As for Breathed, he says he will turn to other projects, such as his children’s books. His latest, “Pete & Pickles,” is just out, a delightful love story of sorts between a practical pig and a whimsical circus elephant.
And lastly, The Washington Post offers yet another interview in which they discuss the current comic climate. Berkeley opines that the last great comic strip character to grace the printed newspaper was Calvin and Hobbes.
MC: Any passionate opinions you’d like to share on cartooning today as a changing business — be it about newspapers, the Web, online animations, books, prime-time TV shows or Pixar-like films? And is there one “best” way today for a cartoonist to have a real voice and reach a worthy audience?

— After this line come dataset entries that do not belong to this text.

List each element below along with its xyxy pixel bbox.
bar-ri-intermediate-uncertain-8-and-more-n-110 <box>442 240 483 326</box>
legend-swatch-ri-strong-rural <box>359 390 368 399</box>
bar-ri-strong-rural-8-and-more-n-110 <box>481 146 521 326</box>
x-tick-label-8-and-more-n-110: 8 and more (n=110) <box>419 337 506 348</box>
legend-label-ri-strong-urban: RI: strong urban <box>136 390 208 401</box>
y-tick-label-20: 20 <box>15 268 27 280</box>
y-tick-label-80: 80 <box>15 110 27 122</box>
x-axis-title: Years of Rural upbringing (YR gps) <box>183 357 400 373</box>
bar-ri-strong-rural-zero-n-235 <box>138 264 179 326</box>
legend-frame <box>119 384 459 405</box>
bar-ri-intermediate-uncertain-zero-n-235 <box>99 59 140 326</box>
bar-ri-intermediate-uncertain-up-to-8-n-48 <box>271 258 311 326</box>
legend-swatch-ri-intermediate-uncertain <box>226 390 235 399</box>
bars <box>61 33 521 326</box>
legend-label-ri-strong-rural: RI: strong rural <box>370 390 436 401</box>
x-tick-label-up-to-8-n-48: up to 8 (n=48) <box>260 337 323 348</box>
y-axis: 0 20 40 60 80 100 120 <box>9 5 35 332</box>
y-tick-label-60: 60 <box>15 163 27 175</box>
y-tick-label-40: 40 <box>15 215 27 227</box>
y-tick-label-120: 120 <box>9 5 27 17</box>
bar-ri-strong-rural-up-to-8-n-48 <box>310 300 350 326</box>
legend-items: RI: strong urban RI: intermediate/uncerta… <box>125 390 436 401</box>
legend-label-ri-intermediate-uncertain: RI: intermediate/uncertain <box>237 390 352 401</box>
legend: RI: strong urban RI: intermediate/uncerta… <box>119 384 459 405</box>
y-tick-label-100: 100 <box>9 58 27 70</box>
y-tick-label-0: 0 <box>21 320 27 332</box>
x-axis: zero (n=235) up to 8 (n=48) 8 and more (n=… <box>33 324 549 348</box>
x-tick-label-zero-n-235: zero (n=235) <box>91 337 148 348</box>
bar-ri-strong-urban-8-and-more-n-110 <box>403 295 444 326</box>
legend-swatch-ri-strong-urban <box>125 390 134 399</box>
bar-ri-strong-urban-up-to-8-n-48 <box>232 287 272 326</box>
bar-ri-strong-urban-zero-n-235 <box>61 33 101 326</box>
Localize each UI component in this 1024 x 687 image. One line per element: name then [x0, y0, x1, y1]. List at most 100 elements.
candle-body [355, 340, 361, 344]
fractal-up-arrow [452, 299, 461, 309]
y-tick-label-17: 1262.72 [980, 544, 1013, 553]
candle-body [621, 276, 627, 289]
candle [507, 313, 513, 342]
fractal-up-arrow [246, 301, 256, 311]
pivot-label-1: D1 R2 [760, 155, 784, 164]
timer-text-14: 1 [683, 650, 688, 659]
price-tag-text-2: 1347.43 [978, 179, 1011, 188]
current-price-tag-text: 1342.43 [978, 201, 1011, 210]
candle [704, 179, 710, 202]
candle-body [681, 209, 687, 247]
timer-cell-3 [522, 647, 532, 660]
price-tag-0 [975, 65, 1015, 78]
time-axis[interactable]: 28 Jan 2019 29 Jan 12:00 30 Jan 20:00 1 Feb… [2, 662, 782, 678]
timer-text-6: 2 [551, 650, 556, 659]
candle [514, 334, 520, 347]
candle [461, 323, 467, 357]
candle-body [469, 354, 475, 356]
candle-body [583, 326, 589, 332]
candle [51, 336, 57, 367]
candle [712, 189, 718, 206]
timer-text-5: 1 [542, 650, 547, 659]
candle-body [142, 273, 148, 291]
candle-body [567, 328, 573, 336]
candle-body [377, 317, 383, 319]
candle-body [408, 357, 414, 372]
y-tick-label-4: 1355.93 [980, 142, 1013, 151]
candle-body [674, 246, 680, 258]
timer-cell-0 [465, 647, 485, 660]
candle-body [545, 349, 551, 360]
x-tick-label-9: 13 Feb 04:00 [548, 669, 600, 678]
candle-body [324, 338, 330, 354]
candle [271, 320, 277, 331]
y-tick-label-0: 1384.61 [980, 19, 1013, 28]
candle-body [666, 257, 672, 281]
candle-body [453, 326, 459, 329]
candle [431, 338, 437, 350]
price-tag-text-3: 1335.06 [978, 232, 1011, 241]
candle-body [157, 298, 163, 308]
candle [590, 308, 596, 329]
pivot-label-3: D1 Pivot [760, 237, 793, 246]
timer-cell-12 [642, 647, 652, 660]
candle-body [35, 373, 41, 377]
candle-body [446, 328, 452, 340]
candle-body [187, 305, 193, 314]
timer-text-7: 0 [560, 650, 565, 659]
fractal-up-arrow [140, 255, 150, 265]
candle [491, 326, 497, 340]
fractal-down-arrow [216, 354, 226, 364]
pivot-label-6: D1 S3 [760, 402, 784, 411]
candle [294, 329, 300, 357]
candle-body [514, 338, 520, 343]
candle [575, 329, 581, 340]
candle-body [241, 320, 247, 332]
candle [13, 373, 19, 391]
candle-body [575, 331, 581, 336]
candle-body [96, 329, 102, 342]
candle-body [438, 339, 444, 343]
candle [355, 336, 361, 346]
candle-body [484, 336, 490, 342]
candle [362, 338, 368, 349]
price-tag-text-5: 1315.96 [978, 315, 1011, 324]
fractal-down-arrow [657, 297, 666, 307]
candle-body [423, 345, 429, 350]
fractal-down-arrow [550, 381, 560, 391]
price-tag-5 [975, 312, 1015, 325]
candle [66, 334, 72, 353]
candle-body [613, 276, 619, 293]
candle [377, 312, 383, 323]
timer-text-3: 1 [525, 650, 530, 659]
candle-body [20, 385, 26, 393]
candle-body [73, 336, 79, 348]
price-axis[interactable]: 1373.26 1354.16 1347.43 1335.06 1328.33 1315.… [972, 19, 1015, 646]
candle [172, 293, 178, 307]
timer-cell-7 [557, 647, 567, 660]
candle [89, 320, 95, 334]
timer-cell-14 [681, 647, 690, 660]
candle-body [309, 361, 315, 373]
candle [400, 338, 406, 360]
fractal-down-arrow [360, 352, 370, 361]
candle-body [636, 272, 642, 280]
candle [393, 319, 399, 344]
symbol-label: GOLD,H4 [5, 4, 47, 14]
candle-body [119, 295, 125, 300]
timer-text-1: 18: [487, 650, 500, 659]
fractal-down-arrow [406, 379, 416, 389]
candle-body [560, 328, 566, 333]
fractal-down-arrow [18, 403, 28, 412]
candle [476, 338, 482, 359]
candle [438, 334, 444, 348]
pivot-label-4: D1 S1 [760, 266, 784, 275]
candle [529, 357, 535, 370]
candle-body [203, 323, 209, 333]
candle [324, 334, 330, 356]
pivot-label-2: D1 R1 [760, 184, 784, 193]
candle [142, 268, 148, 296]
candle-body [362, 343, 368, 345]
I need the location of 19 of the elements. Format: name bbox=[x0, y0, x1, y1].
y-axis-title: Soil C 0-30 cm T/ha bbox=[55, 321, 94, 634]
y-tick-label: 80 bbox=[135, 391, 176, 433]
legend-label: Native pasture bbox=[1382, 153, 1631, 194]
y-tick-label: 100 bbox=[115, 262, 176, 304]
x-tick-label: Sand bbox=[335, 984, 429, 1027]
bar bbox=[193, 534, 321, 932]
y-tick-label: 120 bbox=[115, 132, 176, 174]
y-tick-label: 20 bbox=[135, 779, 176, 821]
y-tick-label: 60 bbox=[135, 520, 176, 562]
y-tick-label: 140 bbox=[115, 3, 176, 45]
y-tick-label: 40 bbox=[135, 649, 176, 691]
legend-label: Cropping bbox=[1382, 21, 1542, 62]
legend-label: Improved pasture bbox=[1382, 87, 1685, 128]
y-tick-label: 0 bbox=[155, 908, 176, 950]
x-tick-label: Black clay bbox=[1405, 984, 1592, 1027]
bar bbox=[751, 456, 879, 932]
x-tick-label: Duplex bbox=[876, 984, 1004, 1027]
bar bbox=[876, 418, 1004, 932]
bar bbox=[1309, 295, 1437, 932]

BB: The last newspaper cartoon character invented, destined to be a true, ubiquitous American household word, was done so 23 years ago. Calvin & Hobbes. There have, and will be, no more. This speaks to technology and culture, not talent. As newspapers make their painful transition to Something Else, I don’t see the Comic Page going with them. Not in the way we know it — something allowing the entire nation to be reading the same features at the same time … in the millions.
There will be great cartoons. They will have a fraction of the public profile as in the past. Under a fraction. It will be boutique entertainment. The masses will be elsewhere.